Authentication not working? saml2aws uses the MAC keychain to store your password. When you update your password you need to update the password in keychain as well. Or resetup saml2aws.

AssumeRole Extension and ~/.aws/config

08/03/2020

Install the plugin for chrome/firefox:
Firefox aws-extend-switch-roles

Chrome aws-extend-switch-roles

Copy this into ~/.aws/credentials

[govcloud]
region = us-gov-east-1

[commercial]

Then, create a link from files/config to ~/.aws/config: (your path may vary)

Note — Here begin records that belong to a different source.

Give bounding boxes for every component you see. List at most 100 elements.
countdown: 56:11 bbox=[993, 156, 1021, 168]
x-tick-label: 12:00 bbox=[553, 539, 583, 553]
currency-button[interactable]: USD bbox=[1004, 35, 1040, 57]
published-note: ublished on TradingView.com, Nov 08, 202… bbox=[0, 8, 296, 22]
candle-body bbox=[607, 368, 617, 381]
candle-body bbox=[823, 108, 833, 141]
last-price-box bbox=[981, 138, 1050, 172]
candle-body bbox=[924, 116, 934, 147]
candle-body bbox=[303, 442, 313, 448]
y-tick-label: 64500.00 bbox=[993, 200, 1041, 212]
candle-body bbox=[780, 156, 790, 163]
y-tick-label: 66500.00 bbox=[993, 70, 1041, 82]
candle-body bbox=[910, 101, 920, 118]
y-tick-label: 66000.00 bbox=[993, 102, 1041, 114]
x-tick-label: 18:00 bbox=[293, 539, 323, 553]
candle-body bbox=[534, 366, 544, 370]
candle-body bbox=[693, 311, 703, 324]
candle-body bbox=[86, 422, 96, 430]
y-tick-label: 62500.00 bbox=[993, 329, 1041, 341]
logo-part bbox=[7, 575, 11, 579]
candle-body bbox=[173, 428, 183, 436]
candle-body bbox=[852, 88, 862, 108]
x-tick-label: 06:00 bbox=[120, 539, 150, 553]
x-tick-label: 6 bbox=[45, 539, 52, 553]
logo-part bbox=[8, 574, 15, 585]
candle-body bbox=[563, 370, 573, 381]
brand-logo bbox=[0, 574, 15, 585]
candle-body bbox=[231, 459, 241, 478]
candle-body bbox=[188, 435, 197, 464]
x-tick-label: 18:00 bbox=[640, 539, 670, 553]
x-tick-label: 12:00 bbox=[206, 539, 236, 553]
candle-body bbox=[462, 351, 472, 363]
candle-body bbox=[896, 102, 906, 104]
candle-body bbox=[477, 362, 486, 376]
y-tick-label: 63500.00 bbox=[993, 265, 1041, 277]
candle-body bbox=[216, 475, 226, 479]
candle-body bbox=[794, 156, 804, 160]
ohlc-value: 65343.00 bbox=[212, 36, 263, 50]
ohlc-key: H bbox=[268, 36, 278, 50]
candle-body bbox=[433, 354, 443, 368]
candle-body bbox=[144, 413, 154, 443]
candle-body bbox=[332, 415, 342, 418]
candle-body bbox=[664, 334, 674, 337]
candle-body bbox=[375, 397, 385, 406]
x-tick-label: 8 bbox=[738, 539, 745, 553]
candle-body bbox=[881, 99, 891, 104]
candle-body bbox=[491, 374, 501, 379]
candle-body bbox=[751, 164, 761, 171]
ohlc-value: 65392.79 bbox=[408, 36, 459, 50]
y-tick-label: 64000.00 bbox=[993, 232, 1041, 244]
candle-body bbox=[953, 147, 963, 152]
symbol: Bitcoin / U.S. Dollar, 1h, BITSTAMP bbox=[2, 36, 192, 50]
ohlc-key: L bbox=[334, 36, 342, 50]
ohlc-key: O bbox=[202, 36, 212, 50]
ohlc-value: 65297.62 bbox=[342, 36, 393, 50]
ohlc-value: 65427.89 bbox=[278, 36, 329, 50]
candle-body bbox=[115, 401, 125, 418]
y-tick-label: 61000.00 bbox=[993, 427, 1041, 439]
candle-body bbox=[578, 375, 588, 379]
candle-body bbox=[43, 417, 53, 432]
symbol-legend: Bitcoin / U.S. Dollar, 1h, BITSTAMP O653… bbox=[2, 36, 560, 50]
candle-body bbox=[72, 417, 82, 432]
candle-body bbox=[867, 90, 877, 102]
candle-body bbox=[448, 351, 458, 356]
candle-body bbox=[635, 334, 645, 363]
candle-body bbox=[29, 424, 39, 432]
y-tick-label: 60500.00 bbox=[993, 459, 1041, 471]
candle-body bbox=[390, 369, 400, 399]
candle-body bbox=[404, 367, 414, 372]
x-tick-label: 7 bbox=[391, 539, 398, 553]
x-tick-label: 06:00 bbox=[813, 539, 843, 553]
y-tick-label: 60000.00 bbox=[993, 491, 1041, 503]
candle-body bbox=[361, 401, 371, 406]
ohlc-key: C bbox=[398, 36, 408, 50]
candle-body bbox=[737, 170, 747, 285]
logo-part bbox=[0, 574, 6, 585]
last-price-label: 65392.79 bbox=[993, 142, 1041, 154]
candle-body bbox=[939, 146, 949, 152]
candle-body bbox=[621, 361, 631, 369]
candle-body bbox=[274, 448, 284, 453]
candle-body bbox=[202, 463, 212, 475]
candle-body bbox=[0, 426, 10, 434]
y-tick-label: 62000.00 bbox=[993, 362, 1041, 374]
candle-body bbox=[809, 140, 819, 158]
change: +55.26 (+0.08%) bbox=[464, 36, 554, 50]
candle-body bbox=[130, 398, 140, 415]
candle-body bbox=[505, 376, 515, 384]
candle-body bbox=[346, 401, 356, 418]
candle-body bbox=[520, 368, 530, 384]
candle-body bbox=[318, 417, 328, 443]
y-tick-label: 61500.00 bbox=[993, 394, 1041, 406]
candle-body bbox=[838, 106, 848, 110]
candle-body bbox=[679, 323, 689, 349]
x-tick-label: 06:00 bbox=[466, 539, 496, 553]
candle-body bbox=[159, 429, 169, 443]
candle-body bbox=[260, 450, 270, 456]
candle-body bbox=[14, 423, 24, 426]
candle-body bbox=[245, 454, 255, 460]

ln -s ~/infrastructure-notes/files/config ~/.aws/config

CloudWatch

bit of code to search cloudwatch

fields @timestamp, @message 
| filter errorCode="AccessDenied" 
| fields coalesce(userIdentity.invokedBy,userIdentity.principalId) as whoo,  coalesce(requestParameters.bucketName,errorMessage) as target
| stats count() as count by bin(1d) as time, whoo, eventName, target
| sort count desc

Using jq with EC2 API

relevant links

dump a list of ec2 instances and some of their relevant fields into a CSV

AWS_PROFILE=dps_prod aws ec2 describe-instances | 
	jq -r '.Reservations[].Instances[] | [ (.Tags[]?|select(.Key=="Name")|.Value?), .InstanceId, .LaunchTime, .StateTransitionReason, .State.Name  ] | @csv'

AWS Instance Scheduler in TEST

Test Ec2 instances get shutdown at night. This is accomplished via a lambda application. To prevent an EC2 instance from getting shutdown, just remove the Schedule tag.

Fixing bad volume tags

The volume_tags field in aws_instance doesn't handle updates (due to a bug where it was updating other attached volumes).

To add volume tags:

  1. Generate a list of bad volumes:

    aws --profile legacy-mdr-test ec2 describe-volumes --filters "Name=attachment.status,Values=attached" --output yaml | grep VolumeId | awk '{print $2}' | sort -u > badvolumes.legacy-mdr-test.txt

  2. Add the tag to all of them:

    for i in `cat badvolumes.legacy-mdr-test.txt`
do
echo $i
aws --profile legacy-mdr-test ec2 create-tags --resources $i --tags "Key=Snapshot,Value=Daily"
done

AWS Automatic Snapshots

Snapshot Daily

In both test and prod the EC2 EBS Lifecycle Manager handles the automatic backups for EBS Volumes. The Lifecycle Manager has a policy that looks for the tag, Snapshot:Daily. If the volume has that tag, then a snapshot is taken.

Cleaning Old AMIs

The open source amicleaner is very useful for cleaning our old AMIs, but needs a patched version. To install:

# Get a fork of amicleaner with the asg fix:
git clone git@github.com:ronaldosaheki/aws-amicleaner.git
cd aws-amicleaner
git checkout origin/fix-asg
pip3 install --user -e .
ln -s ~/Library/Python/3.9/bin/amicleaner /usr/local/bin/amicleaner

You now have amicleaner in your path, and can run ~/xdr-terraform-live/bin/clean_old_amis.sh.